Через неделю после страшной смерти Мер-кулыча герой едет в Гавриловск, спешит в дом о. Марка. «. Мне, пожалуй, уж наскучило жить в Та-ракановке, да и перспектива увидать Симочку сильно заманивала меня» [Там же: 117]. Но. «Действительность жестоко обманула Кира Обонполова», -опять замечает повествователь. Смена залога выступает показателем иронии по отношению к себе-герою, но герой и сам довольно быстро понимает смысл перемен и покидает прежде гостеприимный дом о. Марка, где теперь он стал лишним (Симочка вдруг выросла и заняла место старшей сестры возле о. Иринарха). Теперь вещи, которыми он восхищался, становятся его врагами: «. меня давила эта роскошь, эти трюмо, бархатные обои, мягкая мебель, бронза, ковры, мне страстно захотелось на свежий воздух, на берег Ирени.» [Там же: 119]. Социальный инстинкт, проснувшийся в герое от обиды за себя, потом сменяется напряженным нравственным переживанием стыда за брата, за всю свою семью. «. Мне было и совестно, и больно, и как-то неловко за всех» [Там же: 123], - передает повествователь свои переживания во время сватовства брата за дочь о. Марка.

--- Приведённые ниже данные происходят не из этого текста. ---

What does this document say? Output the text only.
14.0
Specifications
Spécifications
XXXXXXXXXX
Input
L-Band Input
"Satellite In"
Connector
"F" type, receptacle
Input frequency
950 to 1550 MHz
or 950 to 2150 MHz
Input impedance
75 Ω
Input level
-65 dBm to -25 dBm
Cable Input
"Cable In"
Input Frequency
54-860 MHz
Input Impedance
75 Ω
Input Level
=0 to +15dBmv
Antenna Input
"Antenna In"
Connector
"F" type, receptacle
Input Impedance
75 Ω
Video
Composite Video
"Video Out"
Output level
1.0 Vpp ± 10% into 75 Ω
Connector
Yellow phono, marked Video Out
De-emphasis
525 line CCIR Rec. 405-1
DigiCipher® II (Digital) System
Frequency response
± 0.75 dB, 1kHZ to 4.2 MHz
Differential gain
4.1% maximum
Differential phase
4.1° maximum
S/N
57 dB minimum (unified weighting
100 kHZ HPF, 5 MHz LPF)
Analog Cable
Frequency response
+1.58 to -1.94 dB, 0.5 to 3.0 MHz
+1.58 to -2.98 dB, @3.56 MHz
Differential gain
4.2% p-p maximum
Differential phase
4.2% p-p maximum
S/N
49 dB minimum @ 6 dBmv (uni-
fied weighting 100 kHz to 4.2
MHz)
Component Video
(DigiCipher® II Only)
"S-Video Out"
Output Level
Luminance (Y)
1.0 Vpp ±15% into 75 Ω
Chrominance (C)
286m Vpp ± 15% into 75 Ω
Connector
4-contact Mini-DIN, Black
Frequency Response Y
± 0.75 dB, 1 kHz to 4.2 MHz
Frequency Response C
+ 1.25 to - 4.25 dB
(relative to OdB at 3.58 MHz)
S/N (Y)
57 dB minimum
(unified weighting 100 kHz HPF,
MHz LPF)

Последней точкой роста героя становится открытие им страшной правды, лежащей в подтексте неожиданного мезальянса. Он узнает ее от соседей по съемной квартире, своих же бурсаков, среди которых и брат Агнии и Симочки, пекущийся о своем наследстве. Не помня себя Кир кидается в драку и оказывается жестоко избит однокашниками. Но тут и происходит его главное прозрение: физическое страдание очищает нравственное чувство, душевная боль обретает другое качество, и Кир ощущает боль не столько за себя или за брата, сколько за забытого им Меркулыча, от такой же невыносимой боли ушедшего из жизни, за всю свою семью, за некогда любимую им Симочку: «Когда я очнулся, в комнате никого не было, я по-прежнему лежал на полу, а в окно смотрела яркая луна; мне почему-то показалось, что я не Кир Обонполов, а Меркулыч, которого на моих глазах колотили Прошка с Вахрушкой. Меркулыч так же лежал на полу и так же не мог пошевелить ни одним пальцем; припоминая разговор Антона с Гришкой, я позабыл о собственном положении и задрожал от подавляющего чувства унижения» [Там же: 125].

Взаимозаменимость в страдании - вот главный нравственный «итог» всей этой жестокой истории, пережитой Киром Обонполовым. Та точка, откуда рождается самосознание героя, понимание им себя и своей семьи, где происходит окончательное расставание с наивным детским, да и семейным эгоцентризмом. Поэтому автобиографическая повесть Мамина в полной мере может быть отнесена к прозе

«самосознания», если воспользоваться определением А.М. Пятигорского2. Страдание, воплощенное в «другом» автора - в его герое, тем более автобиографическом, объективирует родовое «свое» -

наследство рода, семьи. Таким образом, Мамин как автор повести «На рубеже Азии» изживает, или отрицает, свое родовое наследство; вероятно, в качестве героя и повествователя он переживает те чувства, которые в неназванном, необозначенном виде могли возникнуть у него в реальной жизни, несмотря на то, что, по его же позднейшим описаниям, этим чувствам в их семье места не было. Неслучайно в повести несколько раз возникает эффект двойнико-вости: это Кир - Меркулыч (разобранный нами эпизод), и это Кир - доктор, сын Луковны, которого, став в свою очередь доктором, как бы замещает герой: в «Эпилоге» он так же приезжает из Петербурга, так же истощен и почти болен, а самым родным человеком для него является даже не мать, а Луковна.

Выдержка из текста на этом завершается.